Le tribunal de commerce de Paris, statuant le 15 septembre 2025, se prononce sur une requête du ministère public. L’entreprise individuelle concernée fait l’objet d’une plainte des services fiscaux pour des faits potentiellement pénaux liés à des aides publiques. Le tribunal constate l’état de cessation des paiements et ouvre une liquidation judiciaire en fixant rétroactivement sa date au 14 avril 2024.
La caractérisation de la cessation des paiements
La définition légale et son application concrète
Le tribunal retient la définition légale de la cessation des paiements pour fonder sa décision. Il estime que l’entreprise « est manifestement dans l’impossibilité de faire face à son passif exigible avec son actif disponible ». Cette appréciation est faite malgré l’absence d’informations précises sur la situation financière de l’entrepreneur. La valeur de cette analyse réside dans son caractère pragmatique face à un défaut de coopération. Elle rappelle que la cessation des paiements est une notion de fait, évaluée au cas par cas par le juge.
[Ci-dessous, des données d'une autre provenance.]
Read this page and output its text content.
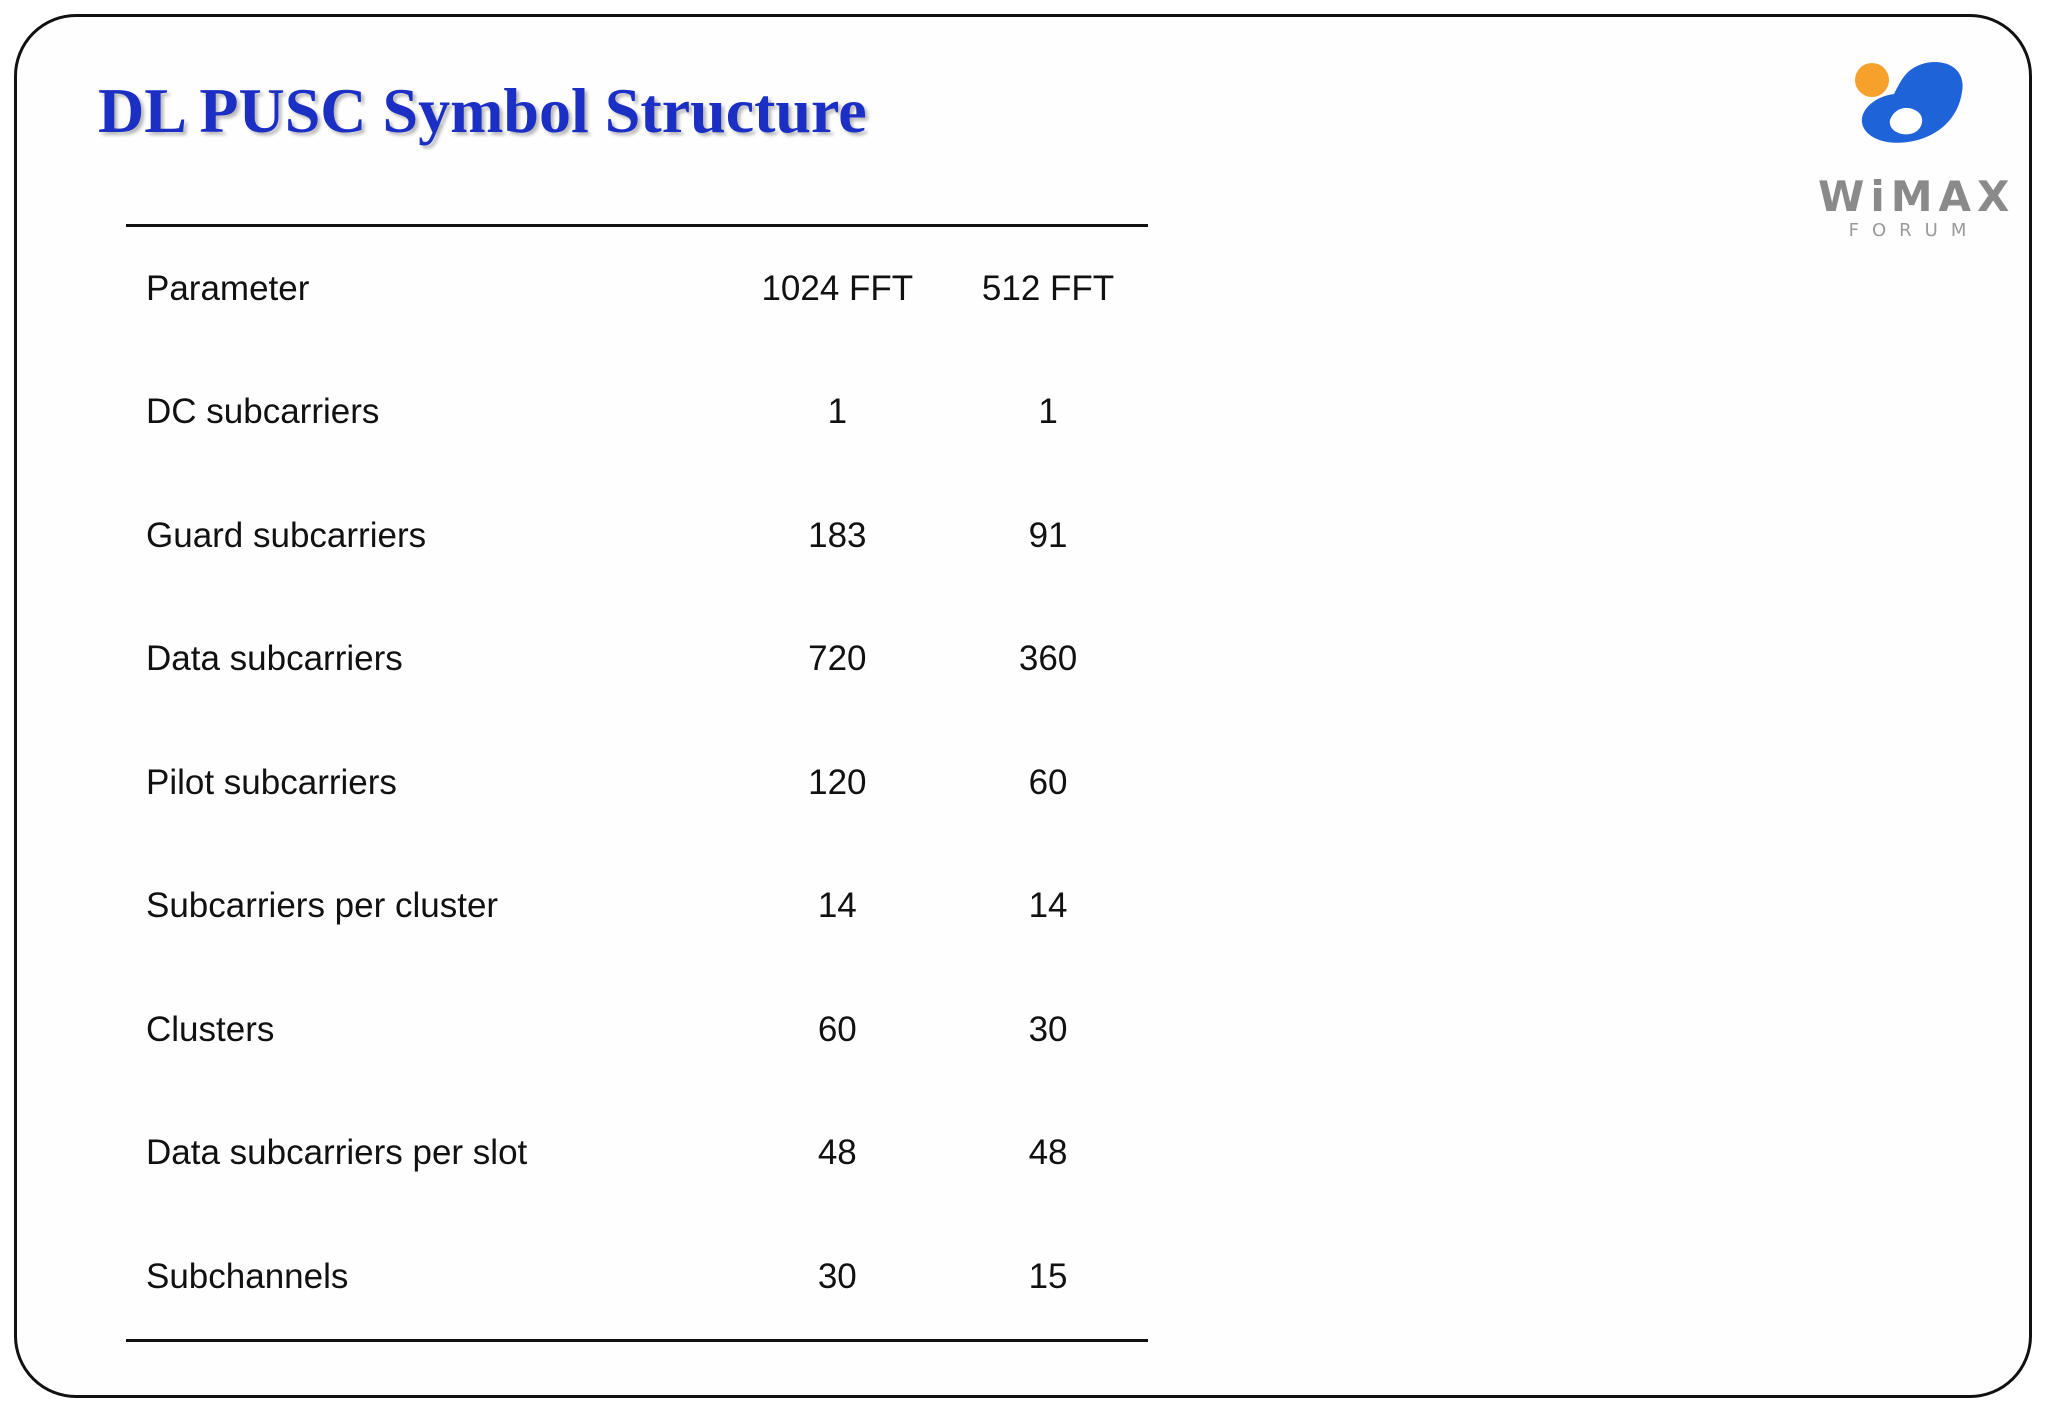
DL PUSC Symbol Structure
WiMAX
FORUM
Parameter	1024 FFT	512 FFT
DC subcarriers	1	1
Guard subcarriers	183	91
Data subcarriers	720	360
Pilot subcarriers	120	60
Subcarriers per cluster	14	14
Clusters	60	30
Data subcarriers per slot	48	48
Subchannels	30	15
La fixation rétroactive de la date de cessation
Le tribunal utilise un élément objectif pour dater rétroactivement la cessation des paiements. Il fixe celle-ci « à 18 mois antérieurement au prononcé du présent jugement, soit au 14 avril 2024 ». Ce choix se fonde sur « l’ancienneté de la plainte de la DRFIP d’Ile de France ». Cette méthode comble l’absence de déclaration du débiteur. Elle illustre le pouvoir souverain des juges du fond pour établir ce point de fait décisif. La portée est sécuritaire pour les créanciers, en permettant une période suspecte étendue.
Les conséquences procédurales du défaut de coopération
L’impact sur l’issue de la procédure collective
L’absence du débiteur influence directement le choix de la procédure. Le tribunal motive son rejet d’un redressement par le « passif exigible » et le fait que « le débiteur ne se présente pas ». Cette double circonstance rend toute perspective de continuation d’activité impossible. La solution est conforme à la logique du code de commerce, qui subordonne le redressement à une coopération minimale. La portée est dissuasive, soulignant les conséquences graves d’une abstention dans une telle procédure.
Les mesures d’organisation de la liquidation judiciaire
La décision comporte plusieurs mesures adaptées à un patrimoine apparemment dénué d’actifs. Le tribunal « dit n’y avoir lieu à désignation d’un commissaire de justice en l’absence de tout actif à inventorier ». Il organise néanmoins les délais pour les créanciers et le mandataire liquidateur. Cette gestion reflète un souci de proportionnalité et d’efficacité procédurale. La valeur pratique est évidente, évitant des frais inutiles tout en garantissant le respect des droits des parties. Elle démontre l’adaptabilité du cadre procédural aux situations les plus dégradées.